Zarok hatte während seiner zahlreichen nekromantischen Experimente wohl nicht bedacht, in welch einem konservativen Königreich er diente. Die Konsequenz daraus war, dass der grimmige Hexer ins Exil verbannt wurde, aus dem er natürlich den unvermeidlichen Rachefeldzug plante und vorbereitete. Dieser mündete in einer Schlacht zwischen seinen Zombie- und Dämonen-Horden und dem Heer Peregrins, an dessen Spitze ein eher unwilliger/unfähiger Daniel stand. Da er als Geschichtenerzähler null Ahnung vom Kriegshandwerk hatte, wunderte es niemanden das Dan in der Schlacht abnibbelte, wohl aber, dass er gleich als allererster den Löffel abgab, und das auch noch durch den ersten abgeschossenen Pfeil (Volltreffer ins linke Auge, autsch!).

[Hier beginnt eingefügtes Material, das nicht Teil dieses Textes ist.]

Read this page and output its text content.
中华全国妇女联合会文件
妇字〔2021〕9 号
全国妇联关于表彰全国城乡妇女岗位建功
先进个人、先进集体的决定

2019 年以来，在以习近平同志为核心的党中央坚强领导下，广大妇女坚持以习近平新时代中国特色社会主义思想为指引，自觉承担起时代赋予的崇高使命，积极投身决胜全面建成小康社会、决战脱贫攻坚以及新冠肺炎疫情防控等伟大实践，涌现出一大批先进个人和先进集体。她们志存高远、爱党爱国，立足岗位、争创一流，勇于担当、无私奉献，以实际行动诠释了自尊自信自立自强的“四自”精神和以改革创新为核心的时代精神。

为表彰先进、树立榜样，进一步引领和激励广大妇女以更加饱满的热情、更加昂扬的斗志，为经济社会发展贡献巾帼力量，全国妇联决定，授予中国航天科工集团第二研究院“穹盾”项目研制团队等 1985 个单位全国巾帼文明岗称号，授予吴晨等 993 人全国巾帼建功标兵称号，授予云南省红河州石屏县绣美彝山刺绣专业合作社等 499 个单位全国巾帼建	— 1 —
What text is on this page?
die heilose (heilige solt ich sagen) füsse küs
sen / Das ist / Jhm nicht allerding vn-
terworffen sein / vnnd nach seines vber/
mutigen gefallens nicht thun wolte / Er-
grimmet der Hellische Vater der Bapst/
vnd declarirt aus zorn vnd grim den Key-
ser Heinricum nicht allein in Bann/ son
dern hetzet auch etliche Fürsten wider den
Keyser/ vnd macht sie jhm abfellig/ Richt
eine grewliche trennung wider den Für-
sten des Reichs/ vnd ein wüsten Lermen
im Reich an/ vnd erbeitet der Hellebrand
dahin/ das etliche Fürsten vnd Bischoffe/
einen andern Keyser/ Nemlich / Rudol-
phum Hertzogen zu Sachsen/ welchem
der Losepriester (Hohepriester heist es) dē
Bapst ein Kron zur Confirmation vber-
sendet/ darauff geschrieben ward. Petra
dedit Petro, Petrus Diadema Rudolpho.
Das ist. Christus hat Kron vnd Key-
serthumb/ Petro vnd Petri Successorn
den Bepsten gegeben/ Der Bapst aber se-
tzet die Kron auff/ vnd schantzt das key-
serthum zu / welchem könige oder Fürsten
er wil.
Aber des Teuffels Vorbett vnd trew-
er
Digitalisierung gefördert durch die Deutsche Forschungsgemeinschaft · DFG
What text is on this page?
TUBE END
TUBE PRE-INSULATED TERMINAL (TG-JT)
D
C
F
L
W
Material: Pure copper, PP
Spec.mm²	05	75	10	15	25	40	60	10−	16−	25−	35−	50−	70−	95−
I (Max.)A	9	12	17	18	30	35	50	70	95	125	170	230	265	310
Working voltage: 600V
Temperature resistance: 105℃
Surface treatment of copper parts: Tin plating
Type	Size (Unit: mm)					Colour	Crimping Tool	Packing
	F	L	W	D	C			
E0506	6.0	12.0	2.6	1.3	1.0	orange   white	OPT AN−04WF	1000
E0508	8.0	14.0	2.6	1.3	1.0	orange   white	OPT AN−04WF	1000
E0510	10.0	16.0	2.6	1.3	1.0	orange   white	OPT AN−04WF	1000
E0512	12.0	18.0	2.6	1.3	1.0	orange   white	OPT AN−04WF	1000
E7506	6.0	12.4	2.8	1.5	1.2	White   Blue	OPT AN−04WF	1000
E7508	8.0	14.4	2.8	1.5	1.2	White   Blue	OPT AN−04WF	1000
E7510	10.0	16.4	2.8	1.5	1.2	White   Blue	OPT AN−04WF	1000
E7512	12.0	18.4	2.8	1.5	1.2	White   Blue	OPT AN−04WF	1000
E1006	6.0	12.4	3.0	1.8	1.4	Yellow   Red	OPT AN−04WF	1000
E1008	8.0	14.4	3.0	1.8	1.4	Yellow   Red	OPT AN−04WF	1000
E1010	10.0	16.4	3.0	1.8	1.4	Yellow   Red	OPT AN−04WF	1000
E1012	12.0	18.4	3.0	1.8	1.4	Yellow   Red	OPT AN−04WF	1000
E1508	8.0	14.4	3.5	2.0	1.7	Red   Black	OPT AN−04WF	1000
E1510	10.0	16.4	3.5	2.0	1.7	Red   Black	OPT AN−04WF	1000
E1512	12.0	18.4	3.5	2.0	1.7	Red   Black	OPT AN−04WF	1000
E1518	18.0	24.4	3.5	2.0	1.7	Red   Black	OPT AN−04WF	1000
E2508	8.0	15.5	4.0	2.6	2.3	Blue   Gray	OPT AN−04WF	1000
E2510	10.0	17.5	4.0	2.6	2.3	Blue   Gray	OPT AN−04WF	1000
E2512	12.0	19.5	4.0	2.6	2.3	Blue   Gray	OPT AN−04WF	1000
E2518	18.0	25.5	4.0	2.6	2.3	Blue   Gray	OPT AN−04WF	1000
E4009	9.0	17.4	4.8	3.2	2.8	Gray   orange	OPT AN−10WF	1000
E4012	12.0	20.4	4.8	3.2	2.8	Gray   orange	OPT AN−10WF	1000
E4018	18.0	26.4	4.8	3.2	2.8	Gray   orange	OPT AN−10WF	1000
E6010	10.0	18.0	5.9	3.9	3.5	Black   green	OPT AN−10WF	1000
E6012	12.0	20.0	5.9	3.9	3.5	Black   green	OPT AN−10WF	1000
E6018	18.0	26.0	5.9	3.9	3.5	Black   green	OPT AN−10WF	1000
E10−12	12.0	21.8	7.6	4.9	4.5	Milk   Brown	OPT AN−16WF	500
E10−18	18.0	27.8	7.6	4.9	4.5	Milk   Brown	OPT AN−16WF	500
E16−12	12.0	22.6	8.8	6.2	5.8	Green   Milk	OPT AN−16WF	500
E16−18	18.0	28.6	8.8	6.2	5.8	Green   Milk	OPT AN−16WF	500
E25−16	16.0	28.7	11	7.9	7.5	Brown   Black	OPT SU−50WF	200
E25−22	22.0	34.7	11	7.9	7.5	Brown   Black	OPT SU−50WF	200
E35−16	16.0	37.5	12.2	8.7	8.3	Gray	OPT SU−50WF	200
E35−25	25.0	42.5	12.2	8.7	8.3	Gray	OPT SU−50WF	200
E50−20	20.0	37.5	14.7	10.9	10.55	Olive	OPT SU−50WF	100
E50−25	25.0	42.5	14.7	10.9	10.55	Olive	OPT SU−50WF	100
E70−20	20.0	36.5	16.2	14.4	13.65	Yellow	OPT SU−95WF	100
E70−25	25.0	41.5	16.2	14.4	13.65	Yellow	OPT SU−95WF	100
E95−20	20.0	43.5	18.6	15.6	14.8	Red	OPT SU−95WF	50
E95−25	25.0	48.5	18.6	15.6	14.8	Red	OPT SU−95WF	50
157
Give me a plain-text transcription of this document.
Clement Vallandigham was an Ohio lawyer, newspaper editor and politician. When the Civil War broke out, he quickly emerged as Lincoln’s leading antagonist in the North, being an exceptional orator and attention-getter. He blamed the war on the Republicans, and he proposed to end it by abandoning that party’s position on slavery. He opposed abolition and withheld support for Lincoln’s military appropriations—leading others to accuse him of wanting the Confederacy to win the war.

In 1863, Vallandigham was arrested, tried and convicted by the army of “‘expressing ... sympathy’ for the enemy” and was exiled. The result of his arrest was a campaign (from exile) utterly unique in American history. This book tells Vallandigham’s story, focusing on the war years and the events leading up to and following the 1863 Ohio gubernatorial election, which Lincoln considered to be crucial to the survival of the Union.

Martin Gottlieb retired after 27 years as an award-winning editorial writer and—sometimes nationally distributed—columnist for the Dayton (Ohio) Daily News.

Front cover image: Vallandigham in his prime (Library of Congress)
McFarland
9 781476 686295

Somit war der Krieg für Dan also vorbei bevor er überhaupt richtig begonnen hatte, und die Heerscharen des Bösen mussten von anderen Helden gestoppt werden. Und dennoch ist es Fortesque, der als Retter von Gallowmere in den Geschichtsbüchern steht. Ein Umstand welcher wohl vom beschämten Peregrin veranlasst wurde, der immerhin dafür verantwortlich war, dass solch eine Pfeife wie Dan sein Heer anführte.

Inzwischen sind einhundert Jahre vergangen, und Zarok, der sich seinerzeit rechtzeitig aus dem Staub gemacht hatte, kehrt zurück um es noch einmal zu versuchen. Er belebt die toten Körper der Leichen auf dem Friedhof und unterwirft die Einwohner Gallowmeres mittels magischer Gedankenkontrolle. Der Untergang von Gallowmere? Nicht ganz, denn unter den wiederbelebten Toten befindet sich auch Sir Dan, der inzwischen ein paar Kilo abgenommen hat und als grantiges, einäugiges Gerippe mit schiefen Zähnen und fehlendem Unterkiefer wiederaufersteht.

Von dem Hohn und Spott zweier Wasserspeier angespornt, die sich in seiner eigenen Krypta über sein Versagen von damals lustig machen, beschließt Daniel allen Spöttern zu zeigen, dass er doch das Zeug zum (Skelett)Ritter hat. Dieses Mal muss Zarok dran glauben und Daniel wird endlich als wahrer Held in die Geschichtsbücher eingehen!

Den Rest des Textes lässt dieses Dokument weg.